The Jan. 6 hearings’ missing man: Mike Pence 

Former Vice President Mike Pence has shown no public interest in participating in the select committee’s proceedings, though he’s publicly defended his decision to break from Donald Trump. | Joe Raedle/Getty Images

The Jan. 6 select committee’s hearings are all about one man, and it’s not the one you think.

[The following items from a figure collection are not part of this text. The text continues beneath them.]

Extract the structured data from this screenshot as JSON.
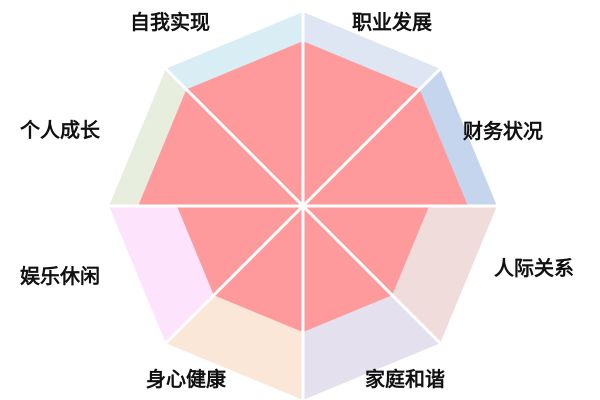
{
  "chart_data": {
    "type": "radar",
    "title": "",
    "categories": [
      "职业发展",
      "财务状况",
      "人际关系",
      "家庭和谐",
      "身心健康",
      "娱乐休闲",
      "个人成长",
      "自我实现"
    ],
    "max": 10,
    "series": [
      {
        "values": [
          8.5,
          8.5,
          6.5,
          6.5,
          6.5,
          6.5,
          8.5,
          8.5
        ],
        "color": "#ff9a9c"
      }
    ],
    "segment_colors": [
      "#dee5f3",
      "#c5d5ee",
      "#f1dcdc",
      "#e4e0ee",
      "#fbe7d7",
      "#fde3fb",
      "#e8eede",
      "#d8eef4"
    ],
    "divider_color": "#ffffff",
    "grid": false,
    "legend": "none"
  }
}
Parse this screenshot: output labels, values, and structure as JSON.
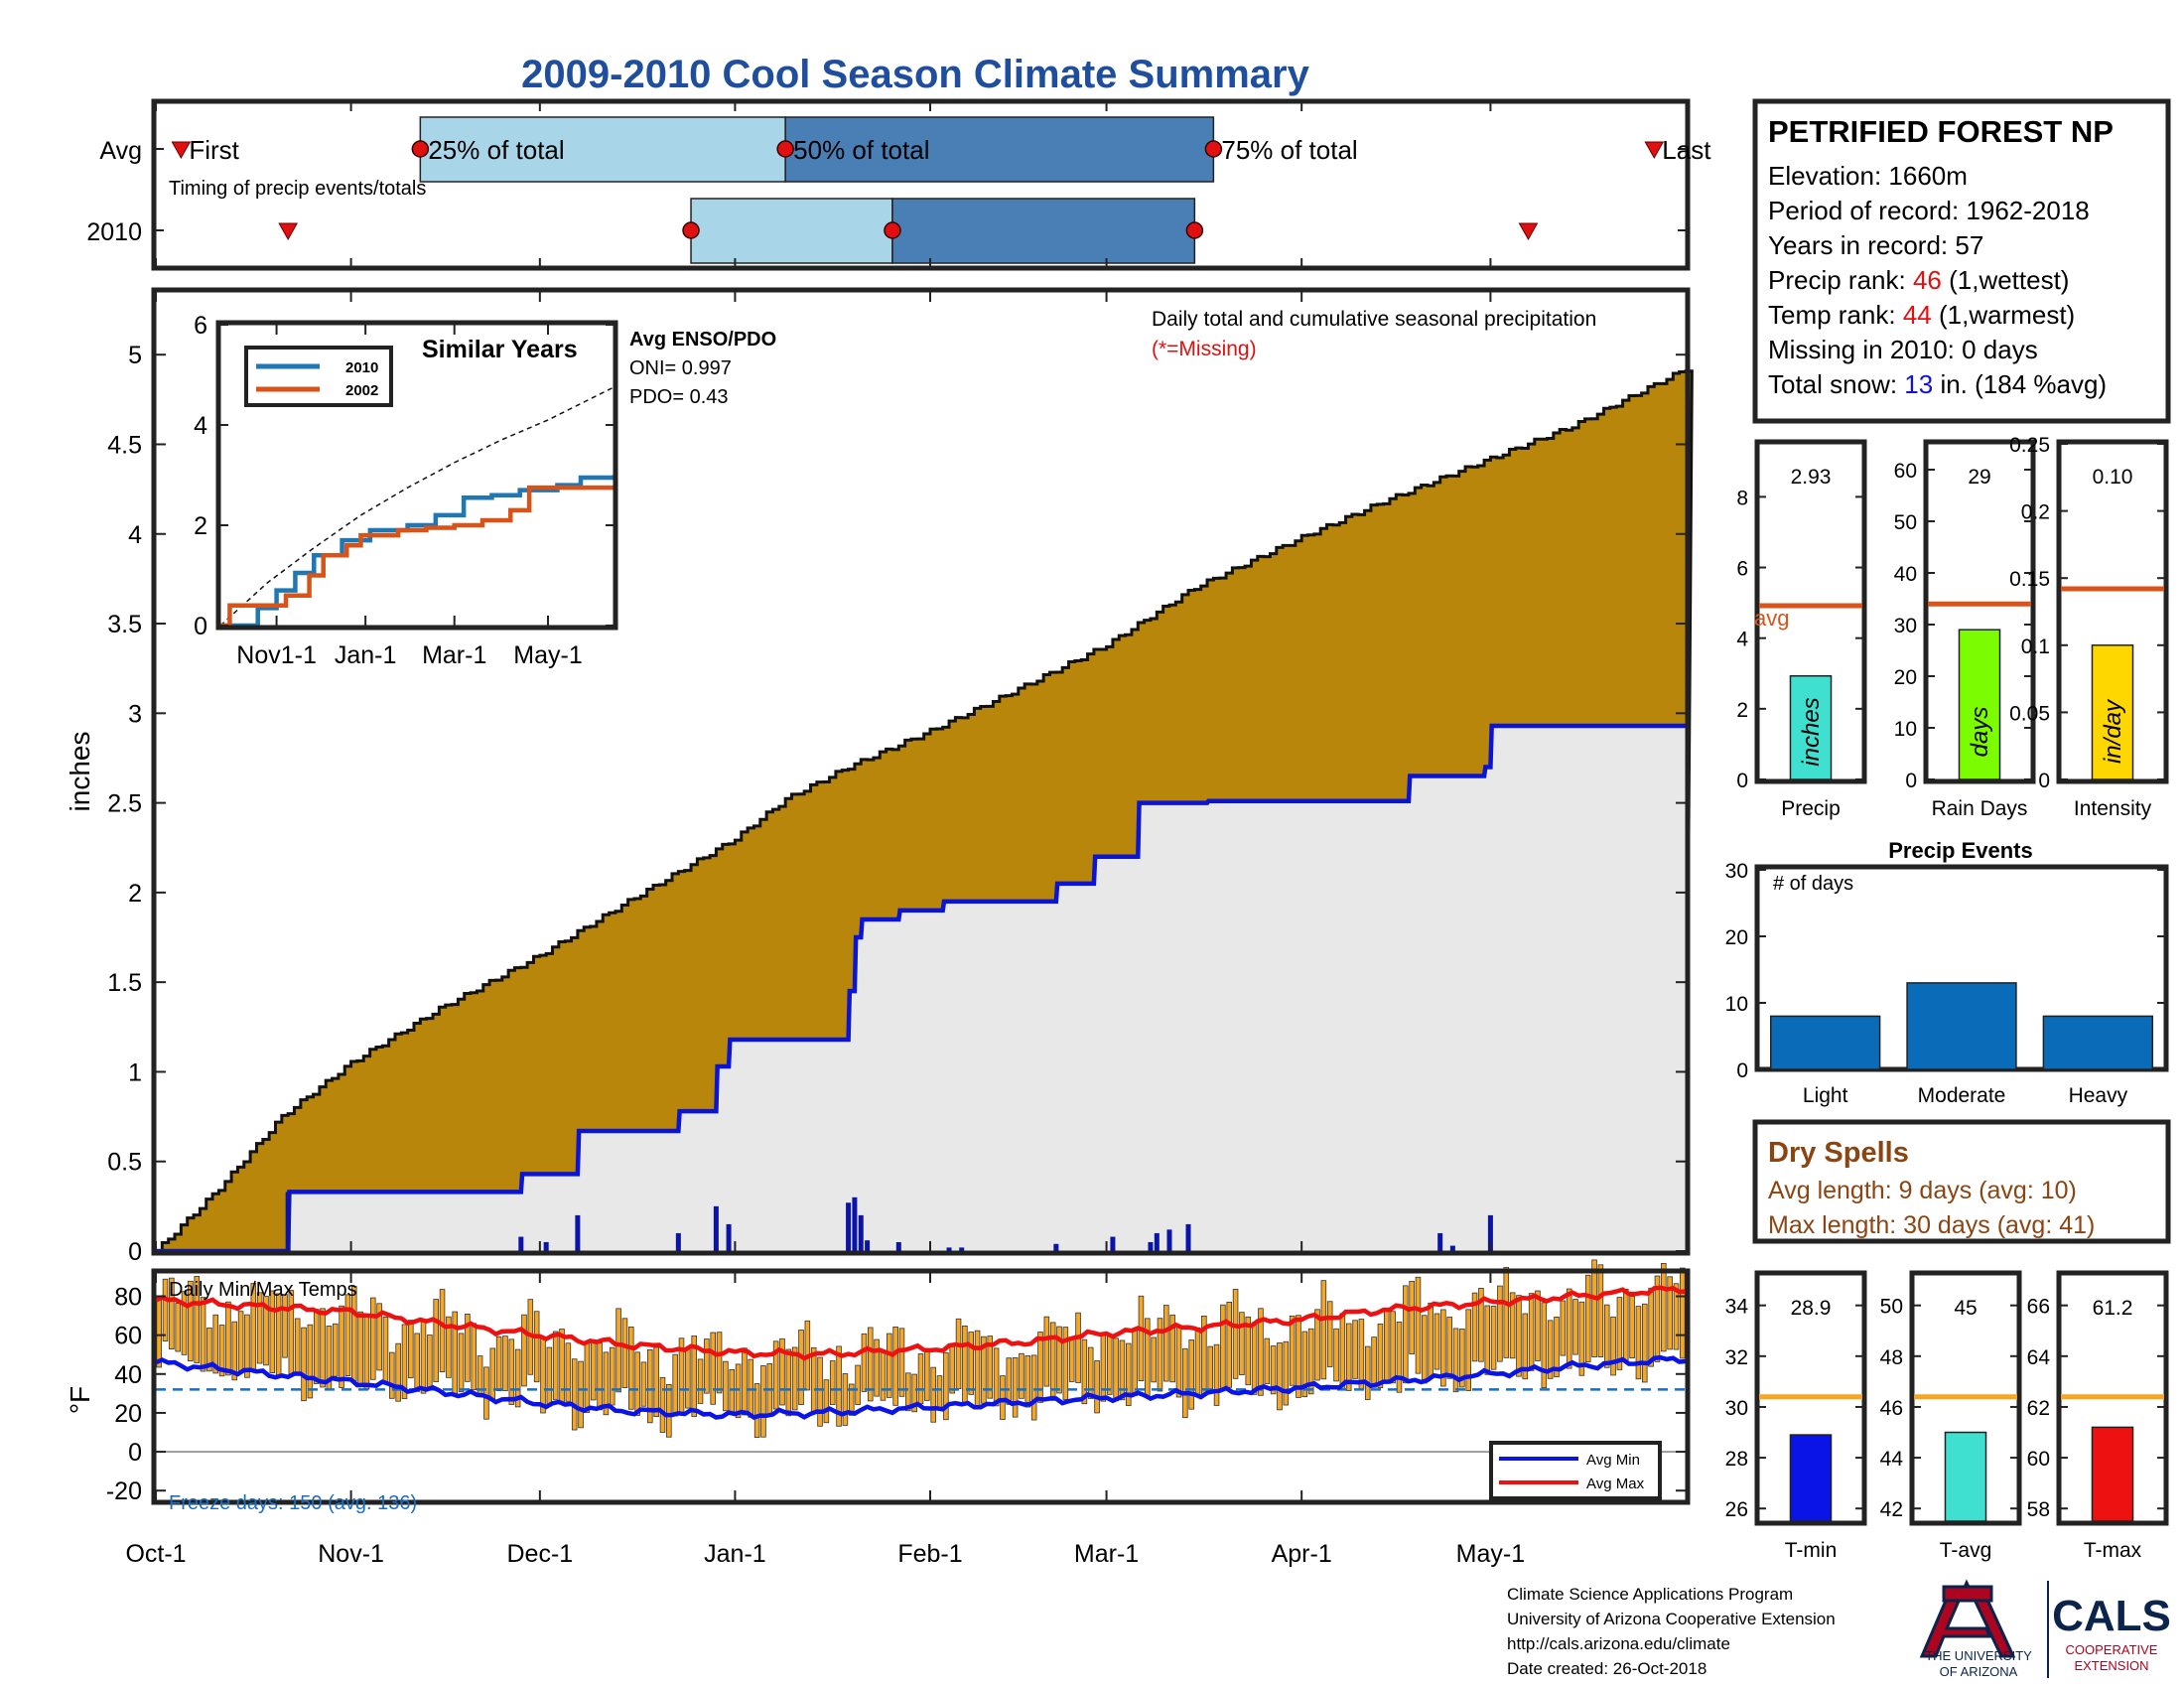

It’s Mike Pence.

Pence’s role in certifying the Electoral College results on Jan. 6, 2021, hours after hundreds of pro-Trump rioters stormed the Capitol, has only become more of a flashpoint in the investigation of the day’s events and in Republican politics more broadly. 

Rep. Jamie Raskin (D-Md.), a member of the House panel investigating Jan. 6, has emphasized the significance of Pence refusing to leave the Capitol as rioters were inside the building, suggesting to do so would have given an opening for Trump’s allies to follow through on their plan in Pence’s absence. 

Ultimately, Pence’s refusal to support Trump’s push enraged the former president, who used it to stoke his supporters’ fury even further. Now the only remaining question is whether Pence — who has been boosting his public profile for a potential 2024 bid — will play any direct role in the select panel’s effort to force a national reckoning with Trump’s plot to subvert the election. Democrats say they haven’t ruled out the possibility that he’ll testify.

“We’ve always had the effort to reach out and get the vice president’s participation, so that’s still there,” the Jan. 6 committee’s Chair Rep. Bennie Thompson (D-Miss.) told reporters, adding: “we’re still engaging [Pence’s lawyers].”